Text Extraction with the Basic Parser¶
Text Extraction with the Basic Parser is a Cognigy solution that extracts content from files more effectively. It splits the extracted content into chunks based on a fixed token length, which returns the best results based on our research.
We recommended using this Parser in combination with Top K set to 5
in the Search Extract Output Node.
Supported Formats¶
Cognigy.AI versions | Formats |
---|---|
4.79 or later | .pdf , .docx , .pptx , and .txt |
4.78 and earlier | .pdf , .docx , and .txt |
Availability¶
- Available in all environments.
How to Use¶
By default, the Advanced Parser is used for text extraction. To use the Basic Parser, follow these steps:
Switch to the Basic Parser¶
To switch to the Basic Parser, follow these steps:
- In your Project, navigate to Manage > Settings.
- On the Settings page, go to Knowledge AI Settings > Document Processing.
- From the Content Parser list, select Basic.
- Click Save.
Upload a File for Text Extraction¶
To use the Basic Parser, follow these steps:
- In your Project, navigate to Build > Knowledge.
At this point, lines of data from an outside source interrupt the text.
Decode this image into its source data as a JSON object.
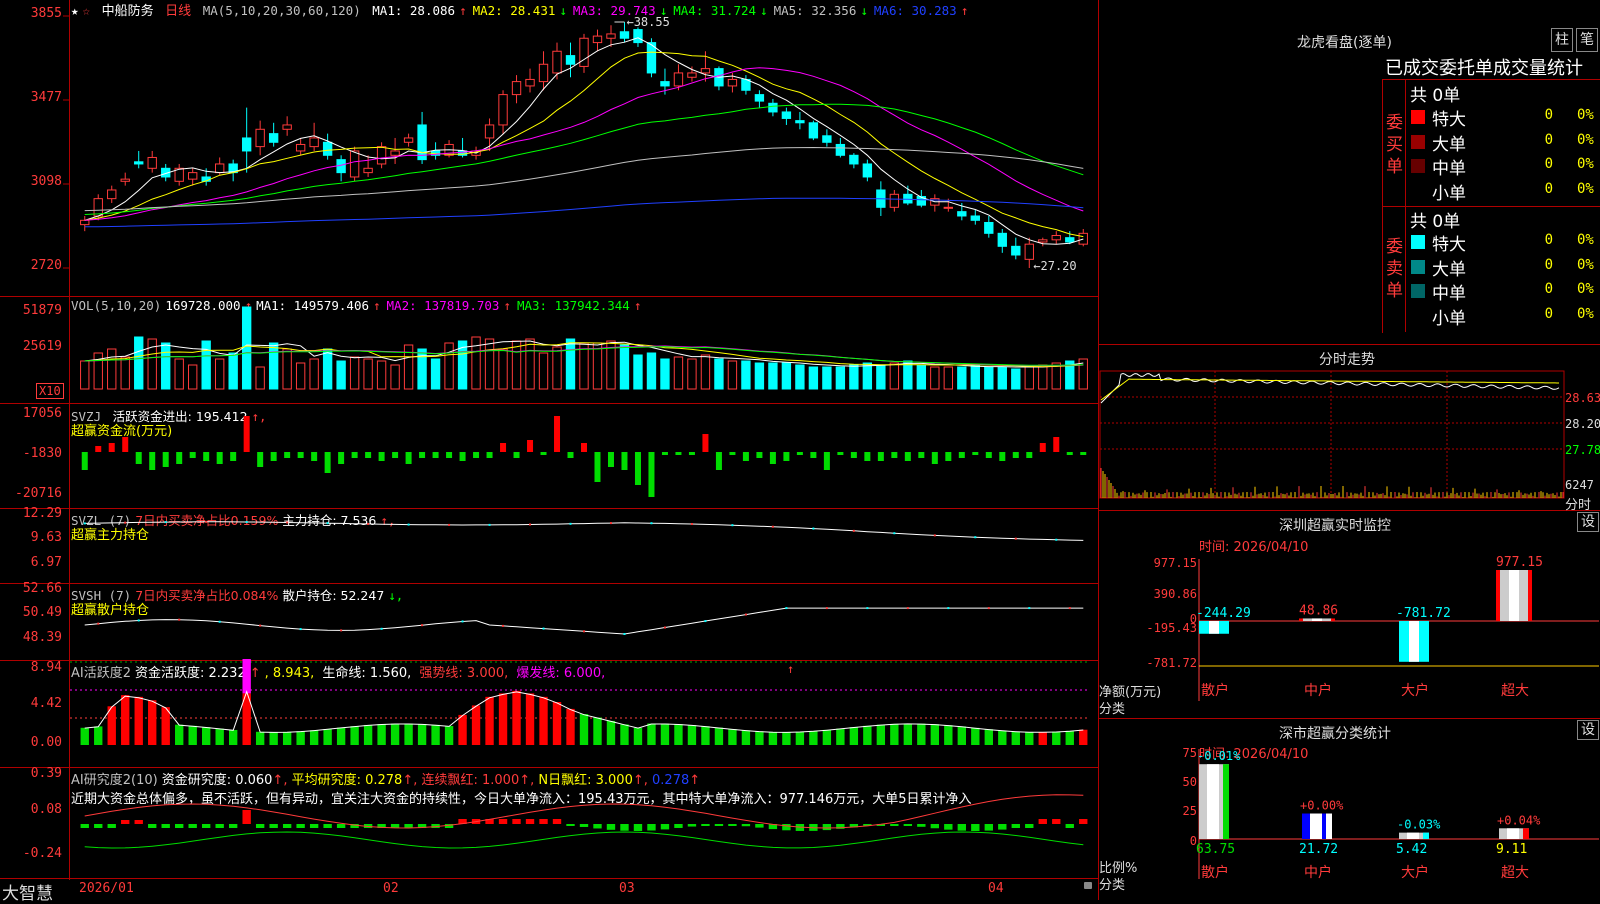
{
  "stock": {
    "star": "★",
    "name": "中船防务",
    "period": "日线"
  },
  "main": {
    "ma_header": "MA(5,10,20,30,60,120)",
    "ma": [
      {
        "label": "MA1: 28.086",
        "arrow": "↑",
        "color": "#ffffff"
      },
      {
        "label": "MA2: 28.431",
        "arrow": "↓",
        "color": "#ffff00"
      },
      {
        "label": "MA3: 29.743",
        "arrow": "↓",
        "color": "#ff00ff"
      },
      {
        "label": "MA4: 31.724",
        "arrow": "↓",
        "color": "#00ff00"
      },
      {
        "label": "MA5: 32.356",
        "arrow": "↓",
        "color": "#c0c0c0"
      },
      {
        "label": "MA6: 30.283",
        "arrow": "↑",
        "color": "#2040ff"
      }
    ],
    "yaxis": [
      "3855",
      "3477",
      "3098",
      "2720"
    ],
    "high_label": "38.55",
    "low_label": "←27.20"
  },
  "vol": {
    "header": "VOL(5,10,20)",
    "value": "169728.000",
    "arrow": "↑",
    "ma": [
      {
        "label": "MA1: 149579.406",
        "arrow": "↑",
        "color": "#ffffff"
      },
      {
        "label": "MA2: 137819.703",
        "arrow": "↑",
        "color": "#ff00ff"
      },
      {
        "label": "MA3: 137942.344",
        "arrow": "↑",
        "color": "#00ff00"
      }
    ],
    "yaxis": [
      "51879",
      "25619"
    ],
    "unit": "X10"
  },
  "svzj": {
    "title": "SVZJ",
    "item": "活跃资金进出: 195.412",
    "arrow": "↑,",
    "sub": "超赢资金流(万元)",
    "yaxis": [
      "17056",
      "-1830",
      "-20716"
    ]
  },
  "svzl": {
    "title": "SVZL (7)",
    "item1": "7日内买卖净占比0.159%",
    "item2": "主力持仓: 7.536",
    "arrow": "↑,",
    "sub": "超赢主力持仓",
    "yaxis": [
      "12.29",
      "9.63",
      "6.97"
    ]
  },
  "svsh": {
    "title": "SVSH (7)",
    "item1": "7日内买卖净占比0.084%",
    "item2": "散户持仓: 52.247",
    "arrow": "↓,",
    "sub": "超赢散户持仓",
    "yaxis": [
      "52.66",
      "50.49",
      "48.39"
    ]
  },
  "ai1": {
    "title": "AI活跃度2",
    "items": [
      {
        "t": "资金活跃度: 2.232",
        "c": "#ffffff"
      },
      {
        "t": "↑",
        "c": "#ff3b3b"
      },
      {
        "t": ", 8.943,",
        "c": "#ffff00"
      },
      {
        "t": " 生命线: 1.560,",
        "c": "#ffffff"
      },
      {
        "t": " 强势线: 3.000,",
        "c": "#ff3b3b"
      },
      {
        "t": " 爆发线: 6.000,",
        "c": "#ff00ff"
      }
    ],
    "arrow": "↑",
    "yaxis": [
      "8.94",
      "4.42",
      "0.00"
    ]
  },
  "ai2": {
    "title": "AI研究度2(10)",
    "items": [
      {
        "t": "资金研究度: 0.060",
        "c": "#ffffff"
      },
      {
        "t": "↑,",
        "c": "#ff3b3b"
      },
      {
        "t": " 平均研究度: 0.278",
        "c": "#ffff00"
      },
      {
        "t": "↑,",
        "c": "#ff3b3b"
      },
      {
        "t": " 连续飘红: 1.000",
        "c": "#ff3b3b"
      },
      {
        "t": "↑,",
        "c": "#ff3b3b"
      },
      {
        "t": " N日飘红: 3.000",
        "c": "#ffff00"
      },
      {
        "t": "↑,",
        "c": "#ff3b3b"
      },
      {
        "t": " 0.278",
        "c": "#2040ff"
      },
      {
        "t": "↑",
        "c": "#ff3b3b"
      }
    ],
    "comment": "近期大资金总体偏多，虽不活跃，但有异动，宜关注大资金的持续性，今日大单净流入：195.43万元，其中特大单净流入：977.146万元，大单5日累计净入",
    "yaxis": [
      "0.39",
      "0.08",
      "-0.24"
    ]
  },
  "bottom": {
    "logo": "大智慧",
    "dates": [
      "2026/01",
      "02",
      "03",
      "04"
    ]
  },
  "dragon": {
    "title": "龙虎看盘(逐单)",
    "btn1": "柱",
    "btn2": "笔",
    "header": "已成交委托单成交量统计",
    "buy": {
      "label": "委买单",
      "total": "共 0单",
      "rows": [
        {
          "name": "特大",
          "v": "0",
          "p": "0%",
          "color": "#ff0000"
        },
        {
          "name": "大单",
          "v": "0",
          "p": "0%",
          "color": "#990000"
        },
        {
          "name": "中单",
          "v": "0",
          "p": "0%",
          "color": "#660000"
        },
        {
          "name": "小单",
          "v": "0",
          "p": "0%",
          "color": ""
        }
      ]
    },
    "sell": {
      "label": "委卖单",
      "total": "共 0单",
      "rows": [
        {
          "name": "特大",
          "v": "0",
          "p": "0%",
          "color": "#00ffff"
        },
        {
          "name": "大单",
          "v": "0",
          "p": "0%",
          "color": "#008888"
        },
        {
          "name": "中单",
          "v": "0",
          "p": "0%",
          "color": "#006666"
        },
        {
          "name": "小单",
          "v": "0",
          "p": "0%",
          "color": ""
        }
      ]
    }
  },
  "intraday": {
    "title": "分时走势",
    "labels": [
      "28.63",
      "28.20",
      "27.78",
      "6247",
      "分时"
    ]
  },
  "sz_monitor": {
    "title": "深圳超赢实时监控",
    "btn": "设",
    "time": "时间: 2026/04/10",
    "yaxis": [
      "977.15",
      "390.86",
      "0",
      "-195.43",
      "-781.72"
    ],
    "ylabel": "净额(万元)",
    "xlabel": "分类",
    "cats": [
      "散户",
      "中户",
      "大户",
      "超大"
    ],
    "values": [
      -244.29,
      48.86,
      -781.72,
      977.15
    ],
    "labels": [
      "-244.29",
      "48.86",
      "-781.72",
      "977.15"
    ]
  },
  "sz_class": {
    "title": "深市超赢分类统计",
    "btn": "设",
    "time": "时间: 2026/04/10",
    "yaxis": [
      "75",
      "50",
      "25",
      "0"
    ],
    "ylabel": "比例%",
    "xlabel": "分类",
    "cats": [
      "散户",
      "中户",
      "大户",
      "超大"
    ],
    "values": [
      63.75,
      21.72,
      5.42,
      9.11
    ],
    "bottom_labels": [
      "63.75",
      "21.72",
      "5.42",
      "9.11"
    ],
    "top_labels": [
      "-0.01%",
      "+0.00%",
      "-0.03%",
      "+0.04%"
    ]
  },
  "chart_data": {
    "type": "candlestick",
    "price_ylim": [
      27.2,
      38.55
    ],
    "candles": [
      [
        29.2,
        29.6,
        28.9,
        29.4
      ],
      [
        29.6,
        30.6,
        29.4,
        30.4
      ],
      [
        30.4,
        31.0,
        30.2,
        30.8
      ],
      [
        31.2,
        31.6,
        31.0,
        31.3
      ],
      [
        32.1,
        32.6,
        31.8,
        32.0
      ],
      [
        31.8,
        32.6,
        31.6,
        32.3
      ],
      [
        31.8,
        32.0,
        31.2,
        31.4
      ],
      [
        31.2,
        32.0,
        31.0,
        31.8
      ],
      [
        31.3,
        31.8,
        31.0,
        31.6
      ],
      [
        31.4,
        31.8,
        31.0,
        31.2
      ],
      [
        31.6,
        32.3,
        31.5,
        32.0
      ],
      [
        32.0,
        32.2,
        31.2,
        31.6
      ],
      [
        33.2,
        34.6,
        31.6,
        32.6
      ],
      [
        32.8,
        34.0,
        32.4,
        33.6
      ],
      [
        33.4,
        33.9,
        32.8,
        33.0
      ],
      [
        33.6,
        34.2,
        33.3,
        33.8
      ],
      [
        32.6,
        33.2,
        32.4,
        32.9
      ],
      [
        32.8,
        33.9,
        32.6,
        33.2
      ],
      [
        33.0,
        33.4,
        32.2,
        32.4
      ],
      [
        32.2,
        32.4,
        31.2,
        31.6
      ],
      [
        31.4,
        32.8,
        31.2,
        32.6
      ],
      [
        31.6,
        32.4,
        31.4,
        31.8
      ],
      [
        32.0,
        33.0,
        31.8,
        32.8
      ],
      [
        32.4,
        33.2,
        32.0,
        32.6
      ],
      [
        33.0,
        33.4,
        32.8,
        33.2
      ],
      [
        33.8,
        34.4,
        32.0,
        32.2
      ],
      [
        32.6,
        33.0,
        32.2,
        32.4
      ],
      [
        32.4,
        33.1,
        32.3,
        32.9
      ],
      [
        32.6,
        33.2,
        32.3,
        32.4
      ],
      [
        32.4,
        32.8,
        32.2,
        32.6
      ],
      [
        33.2,
        34.1,
        32.6,
        33.8
      ],
      [
        33.8,
        35.4,
        33.4,
        35.2
      ],
      [
        35.2,
        36.1,
        34.8,
        35.8
      ],
      [
        35.6,
        36.4,
        35.3,
        35.9
      ],
      [
        35.8,
        37.2,
        35.4,
        36.6
      ],
      [
        36.2,
        37.6,
        35.9,
        37.2
      ],
      [
        37.0,
        37.6,
        36.0,
        36.6
      ],
      [
        36.5,
        38.0,
        36.2,
        37.8
      ],
      [
        37.6,
        38.2,
        37.2,
        37.9
      ],
      [
        37.8,
        38.4,
        37.4,
        38.0
      ],
      [
        38.1,
        38.55,
        37.6,
        37.8
      ],
      [
        38.2,
        38.3,
        37.4,
        37.6
      ],
      [
        37.6,
        37.8,
        36.0,
        36.2
      ],
      [
        35.8,
        36.4,
        35.2,
        35.6
      ],
      [
        35.6,
        36.6,
        35.4,
        36.2
      ],
      [
        36.0,
        36.5,
        35.8,
        36.2
      ],
      [
        36.2,
        37.2,
        35.8,
        36.4
      ],
      [
        36.4,
        36.5,
        35.4,
        35.6
      ],
      [
        35.6,
        36.2,
        35.3,
        35.9
      ],
      [
        35.9,
        36.1,
        35.2,
        35.4
      ],
      [
        35.2,
        35.4,
        34.6,
        34.9
      ],
      [
        34.8,
        35.0,
        34.2,
        34.4
      ],
      [
        34.4,
        34.6,
        33.8,
        34.1
      ],
      [
        34.0,
        34.4,
        33.6,
        33.9
      ],
      [
        33.9,
        34.0,
        33.1,
        33.2
      ],
      [
        33.3,
        33.6,
        32.8,
        33.0
      ],
      [
        32.9,
        33.2,
        32.3,
        32.4
      ],
      [
        32.4,
        32.5,
        31.8,
        32.0
      ],
      [
        32.0,
        32.2,
        31.2,
        31.4
      ],
      [
        30.8,
        31.2,
        29.6,
        30.0
      ],
      [
        30.0,
        30.8,
        29.8,
        30.6
      ],
      [
        30.6,
        31.0,
        30.1,
        30.2
      ],
      [
        30.5,
        30.8,
        30.0,
        30.1
      ],
      [
        30.1,
        30.6,
        29.8,
        30.4
      ],
      [
        30.0,
        30.4,
        29.8,
        30.0
      ],
      [
        29.8,
        30.2,
        29.4,
        29.6
      ],
      [
        29.6,
        29.9,
        29.2,
        29.4
      ],
      [
        29.3,
        29.6,
        28.6,
        28.8
      ],
      [
        28.8,
        29.0,
        27.9,
        28.2
      ],
      [
        28.2,
        28.6,
        27.6,
        27.8
      ],
      [
        27.6,
        28.6,
        27.2,
        28.3
      ],
      [
        28.4,
        28.6,
        28.2,
        28.5
      ],
      [
        28.5,
        28.9,
        28.3,
        28.7
      ],
      [
        28.6,
        28.9,
        28.3,
        28.4
      ],
      [
        28.3,
        29.0,
        28.2,
        28.8
      ]
    ],
    "volume": [
      28,
      36,
      40,
      32,
      52,
      50,
      46,
      30,
      24,
      48,
      30,
      36,
      82,
      22,
      46,
      40,
      26,
      30,
      40,
      28,
      32,
      30,
      28,
      24,
      44,
      40,
      30,
      46,
      48,
      52,
      50,
      40,
      48,
      50,
      36,
      42,
      50,
      46,
      46,
      48,
      44,
      34,
      36,
      30,
      32,
      30,
      34,
      30,
      28,
      28,
      26,
      26,
      26,
      24,
      22,
      22,
      22,
      24,
      26,
      24,
      26,
      28,
      24,
      22,
      22,
      22,
      24,
      22,
      22,
      20,
      22,
      24,
      26,
      28,
      30
    ],
    "svzj": [
      -6,
      2,
      3,
      5,
      -4,
      -6,
      -5,
      -4,
      -2,
      -3,
      -4,
      -3,
      12,
      -5,
      -3,
      -2,
      -2,
      -3,
      -7,
      -4,
      -2,
      -2,
      -3,
      -2,
      -4,
      -2,
      -2,
      -2,
      -3,
      -2,
      -2,
      3,
      -2,
      4,
      -1,
      12,
      -2,
      3,
      -10,
      -5,
      -6,
      -11,
      -15,
      -1,
      -1,
      -1,
      6,
      -6,
      -1,
      -3,
      -2,
      -4,
      -3,
      -1,
      -2,
      -6,
      -1,
      -2,
      -3,
      -3,
      -2,
      -3,
      -2,
      -4,
      -3,
      -2,
      -1,
      -2,
      -3,
      -2,
      -2,
      3,
      5,
      -1,
      -1
    ]
  }
}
- Open the existing Knowledge Store or create a new one.
- On the Knowledge Store page, click + New Knowledge Sources in the upper-left corner.
- In the New Knowledge Sources window, select File (basic). The lable
basic
means that you will be using the Basic Parser for text extraction. - Drag and drop a
.pdf
,.docx
,.txt
, or.pptx
file, or click Browse Files to select a file from your computer. - Click Create.